Tag: Kollektives Gedächtnis

  • Projekt, Hadas Tapouchi

    Hadas Tapouchis Fotografien zeigen die alltägliche Stadtlandschaft, banale Orte des Wohnens und Arbeitens, des Lernens, der Freizeit und Erholung. Erst die Kontextualisierung mit historischen Informationen macht die Geschichte der jeweiligen Lokalitäten offensichtlich und verändert den Blick: Es handelt sich um Orte, an denen während der NS-Zeit Zwangsarbeiter*innen untergebracht waren.

    Tapouchis fotografisches Mapping setzt sich mit der Normalisierung von historischen Orten im heutigen Stadtraum auseinander. Ihre Bilder aktualisieren die historische Distanz und vermitteln auf diese Weise zwischen Vergangenheit und Gegenwart.

    Zwangsarbeiter*innen waren insbesondere während des Zweiten Weltkrieges im Straßenbild allgegenwärtig: Auf ihrem täglichen Weg zur Arbeitsstätte ebenso wie im öffentlichen Raum, etwa beim Einsatz im Straßenbau oder in städtischen Betrieben. Um Zwangsarbeiter*innen zugeteilt zu bekommen, mussten Unternehmen nicht nur ihren Bedarf anmelden, sondern auch eine Unterkunft bereitstellen. Aus diesem Grund errichteten gerade größere Firmen eigene Lager. Öffentliche Träger wie die Stadt München richteten Sammelunterkünfte ein und vermieteten Unterkunftsplätze an kleinere Unternehmen.

    Tapouchi interessiert sich für die Potenziale eines kollektiven Gedächtnisses, das sich der Marginalisierung und Unsichtbarkeit von Geschichte im öffentlichen Raum widersetzt. Durch eine „Praxis der Erinnerung“ („Memory Practice“) erkundet sie ehemalige Raumordnungen und deren Machtverhältnisse – und fragt, wie die Erinnerung an die Gewaltgeschichte der Zwangsarbeit durch Gentrifizierung und Wertschöpfung überschrieben wurde. Ihr Projekt macht die Geschichte wahrnehmbar und bringt sie in die räumliche Nähe derer, die sich heute erinnern.

  • Projekt, Alex Rühle

    Mit dem Sturz des italienischen Diktators Benito Mussolini im Juli 1943 kam der sogenannte Stahlpakt zwischen dem faschistischen Italien und Nazideutschland zu einem Ende. Das Königreich Italien schloss am 8.September 1943 einen Waffenstillstand mit den Alliierten und erklärte Deutschland den Krieg. Die italienischen Soldaten, die zuvor an der Seite der Deutschen kämpften, wurden mit diesem Tag zu Feinden des NS-Regimes. Jene, die sich in den von den Deutschen kontrollierten Gebieten befanden, wurden festgenommen. Diejenige, die sich weigerten, fortan auf Seiten Nazideutschlands zu kämpfen, wurden zu Kriegsgefangenen und als Zwangsarbeiter ausgebeutet.

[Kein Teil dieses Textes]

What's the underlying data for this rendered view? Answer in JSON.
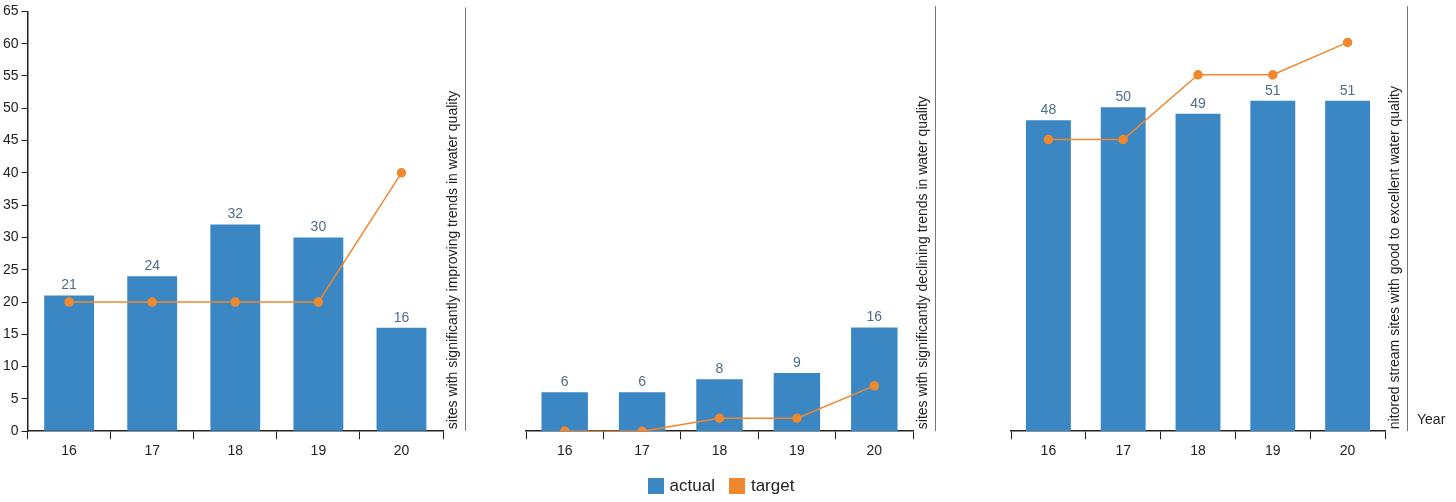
{
  "chart_data": [
    {
      "type": "bar",
      "title": "sites with significantly improving trends in water quality",
      "categories": [
        "16",
        "17",
        "18",
        "19",
        "20"
      ],
      "series": [
        {
          "name": "actual",
          "color": "#3a87c4",
          "values": [
            21,
            24,
            32,
            30,
            16
          ],
          "value_labels": [
            "21",
            "24",
            "32",
            "30",
            "16"
          ]
        },
        {
          "name": "target",
          "type": "line",
          "color": "#f0882e",
          "values": [
            20,
            20,
            20,
            20,
            40
          ]
        }
      ],
      "marker": "circle",
      "ylim": [
        0,
        65
      ],
      "yticks": [
        0,
        5,
        10,
        15,
        20,
        25,
        30,
        35,
        40,
        45,
        50,
        55,
        60,
        65
      ],
      "legend": "bottom"
    },
    {
      "type": "bar",
      "title": "sites with significantly declining trends in water quality",
      "categories": [
        "16",
        "17",
        "18",
        "19",
        "20"
      ],
      "series": [
        {
          "color": "#3a87c4",
          "values": [
            6,
            6,
            8,
            9,
            16
          ],
          "value_labels": [
            "6",
            "6",
            "8",
            "9",
            "16"
          ]
        },
        {
          "type": "line",
          "color": "#f0882e",
          "values": [
            0,
            0,
            2,
            2,
            7
          ]
        }
      ],
      "marker": "circle",
      "ylim": [
        0,
        65
      ],
      "yticks": [
        0,
        5,
        10,
        15,
        20,
        25,
        30,
        35,
        40,
        45,
        50,
        55,
        60,
        65
      ],
      "tick_labels": "x"
    },
    {
      "type": "bar",
      "title": "nitored stream sites with good to excellent water quality",
      "xlabel": "Year",
      "categories": [
        "16",
        "17",
        "18",
        "19",
        "20"
      ],
      "series": [
        {
          "color": "#3a87c4",
          "values": [
            48,
            50,
            49,
            51,
            51
          ],
          "value_labels": [
            "48",
            "50",
            "49",
            "51",
            "51"
          ]
        },
        {
          "type": "line",
          "color": "#f0882e",
          "values": [
            45,
            45,
            55,
            55,
            60
          ]
        }
      ],
      "marker": "circle",
      "ylim": [
        0,
        65
      ],
      "yticks": [
        0,
        5,
        10,
        15,
        20,
        25,
        30,
        35,
        40,
        45,
        50,
        55,
        60,
        65
      ],
      "tick_labels": "x"
    }
  ]
}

    Nach der Befreiung kehrten die ehemaligen “Italienischen Militärinternierten” in ein komplett verändertes Italien zurück. Ihre ambivalente Geschichte konnte nur schwer in das hegemoniale Nachkriegsnarrativ Italiens integriert werden. Viele empfanden ein tiefes Gefühl der Isolierung und sprachen fortan nie mehr über ihre persönliche Erfahrungen. Heute leben kaum noch Zeitzeugen; und für ihre Familien stellt sich die Zeit ihrer Väter in Deutschland wie eine große Lebenslücke dar. Die Reportage fragt nach der Bedeutung der historischen Erfahrungen im familiären wie transnationalen kollektiven Gedächtnis.

    Im Herbst 2021 reisten der Journalist Alex Rühle, der Historiker Paul-Moritz Rabe und die Fotografin Alessandra Schellnegger durch Norditalien. Sie machten sich auf die Suche nach den Erinnerungen ehemaliger Militärangehöriger, die während des Zweiten Weltkriegs als Kriegsgefangene Zwangsarbeit in München leisten mussten. Sie trafen auf Söhne und Töchter, die insbesondere von Verlust und Vergessenheit berichteten.

    Die Übersetzung der Gespräche übernahm Julia Rader. Für die Koordination danken wir Federica Dalla Pria.